What is Financial Market? Understanding the Basics

Financial Market, a financial market is an official platform for the trading and/or exchange of securities. It simply refers to the point of contact between buyers and sellers of financial instruments.

Financial markets afford companies, individuals, and governments liquidity to help them fund their business ventures.

Basically, the financial market is composed of money and capital market.

Money Market is one component of the financial market that is concerned with short-term securities. It is the platform for trading financial instruments that have a maturity of one year or less.

The money market makes it possible for government and big companies to quickly access funds that may be needed urgently. The aim here is usually to fund operating or recurrent expenses. Instruments available include the following; deposits, bills of exchange, collateral loans, acceptances, etc.

The capital market, on the other hand, is the other component of the financial market that is concerned with the trading of long-term securities, such as stocks, bonds, etc. Here, companies and governments try to raise funds to finance capital projects; long-term activities that require larger amounts of money. The capital market is relatively riskier but at the same time, it offers higher returns.

The Capital Market is further divided into primary and secondary markets.

Primary Market: the primary market simply refers to the trading of new assets. In other words, it has to do with the issuance of shares. For instance, Initial Public Offering (IPOs); whereby a company that is yet to be listed on the stock exchange offers its shares to the public for the very first time, and, Follow-on Public Offer (FPOs); whereby an already listed company offers more shares to the public, to increase revenue. Issues in the primary market are facilitated by underwriters.

Secondary Market: the secondary market is the market where existing securities are exchanged between market participants. The secondary market has some distinctive features from the primary market, such as; having a physical location like stock exchanges; whereas a primary market does not have any physical location. Issues in the secondary market are facilitated by stockbrokers.

Types of Financial Markets

The different types of markets existent are as follows:

Stock market: the stock market is the part of the capital market where big companies can raise money for expansion by offering part ownership of the company to investors. Anyone interested can purchase the shares of a particular company, which will then use the money to bolster the operations of the company. Shareholders stand to increase their income when the company performs well. And in the case of a downturn, they share the losses.

Bonds Market: this is the market where governments and corporations go to borrow money from the public to finance capital projects. A bond is a fixed-income instrument that pays the holder a fixed amount of interest for a specific time period and then repays the principal amount at maturity. The bond certificate issued allows the borrower to use the investor’s money for the period of the loan.

Spot Market: the spot market is where financial transactions are done in real-time. That is, exchanges are made on the spot and in cash only.

Commodities Market: this is the platform where commodities are traded. In the commodities market, investors can buy or sell natural resources such as oil, gold, rice, wheat, corn, etc. Prices here, are highly unpredictable as they are affected by various factors that range from climate to economic. To protect against the risks associated with this, the commodities futures market comes into existence.

Commodities Futures Market is where the price of items to be delivered in the future is determined in real-time.
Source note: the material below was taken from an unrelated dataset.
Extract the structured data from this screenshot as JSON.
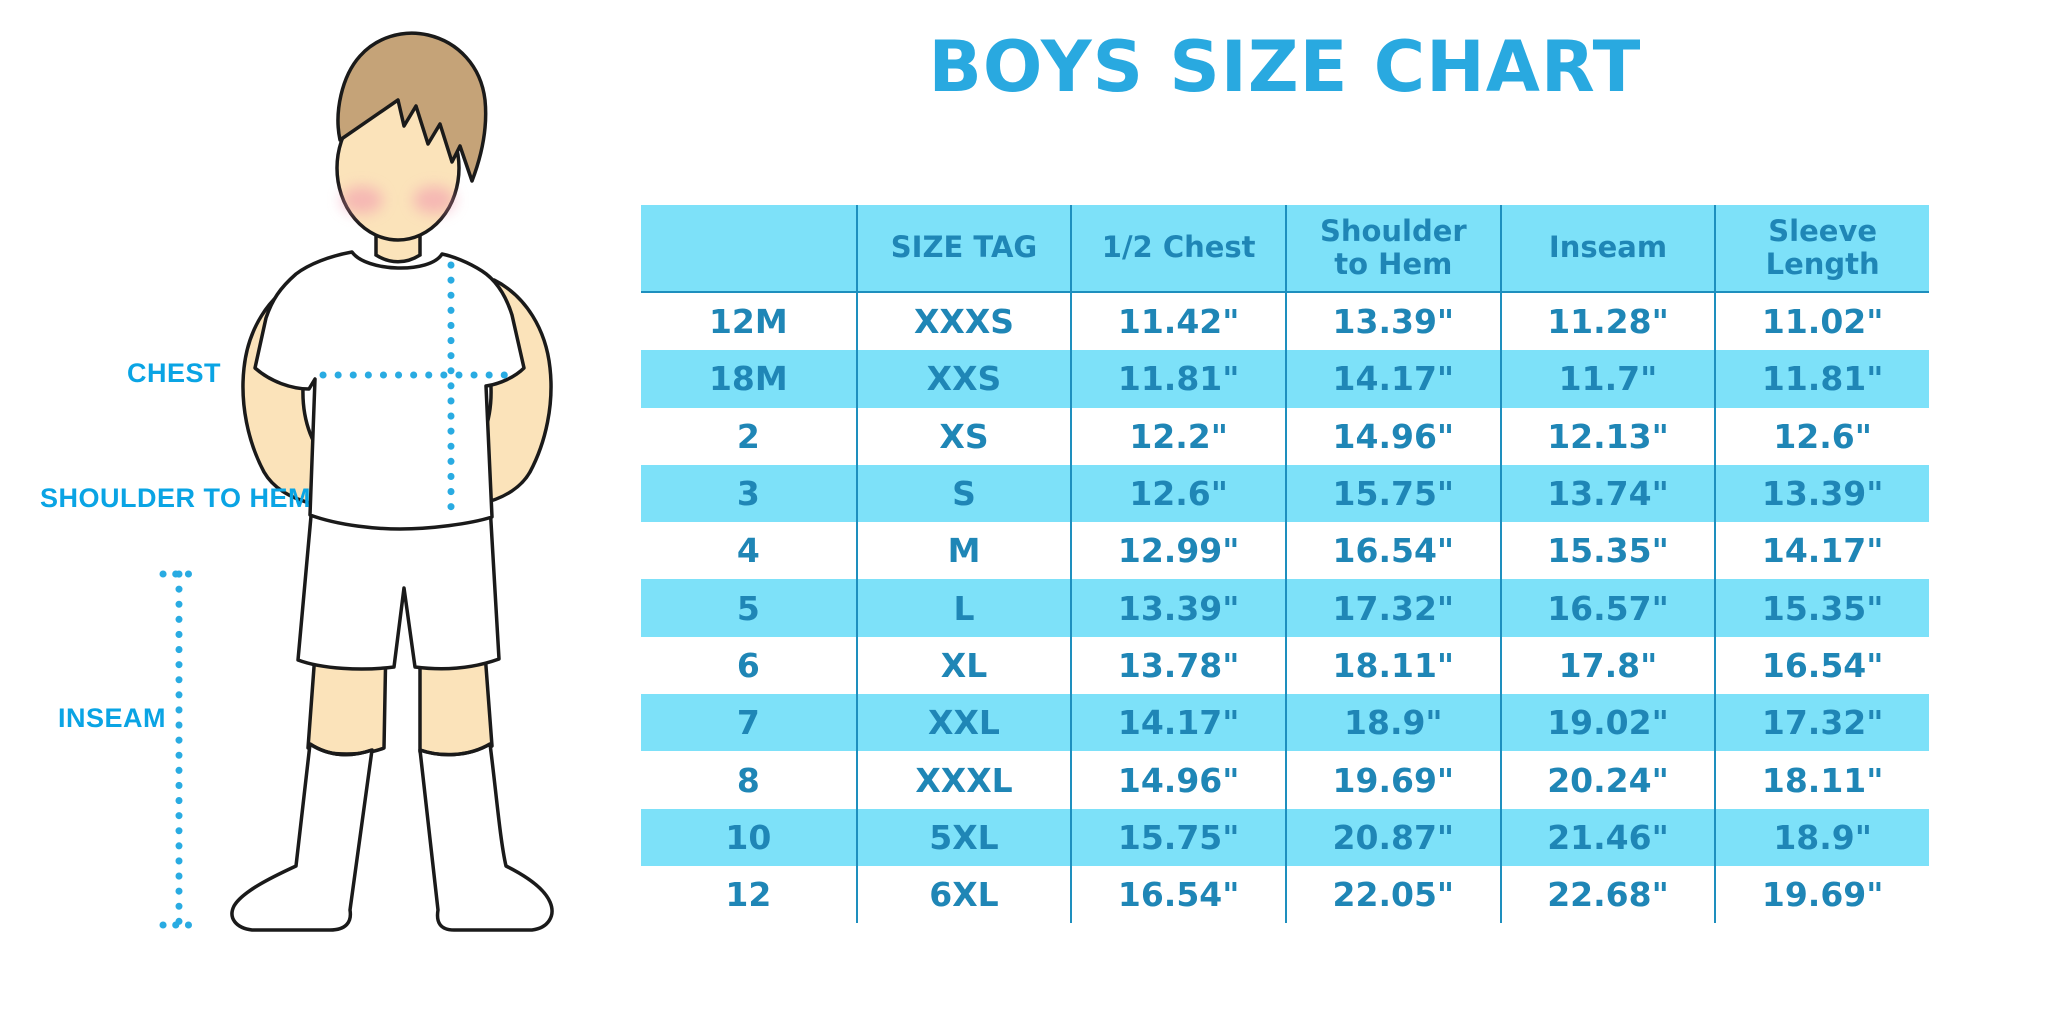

Derivatives Market: derivatives market is a bit different from the other types of markets. It is the platform whereby the value of instruments traded is based on underlying assets.

The commodities futures market, above, is an example of a derivative wherein; the prices of items yet to be sold are set in the present using the current market value of said items.

The derivatives market is engaged in the trading of options, futures, forward contracts, or swaps

Forex Market: foreign exchange market is the market where different currencies are traded. For the most part, exchange rates work based on the demand and supply of a national currency. Other factors that may directly affect the exchange rate may be the economic and financial stability of that particular country.

Functions of The Financial Market

The existence of the financial market makes it possible for corporations and even governments to access huge amounts of capital to fund their operations. This is vital to the economy.

Through commodities, futures, and derivatives, companies can offset certain risks.

They provide regulation for the trading and exchange of financial assets.

Price determination and setting are possible through the financial markets.

Helps individuals get more productive returns from their savings.

The financial market helps to create liquidity.

In essence, financial markets are important to the general economy; it keeps the economy functioning by matching buyers and sellers of financial instrument.

A proper financial system is a channel for wealth creation because financial markets help individuals boost their income portfolio by providing opportunities to invest their monies. Investors have to take care though, as promising as positive investment returns can be, there is also the risk of losing some or all of your money.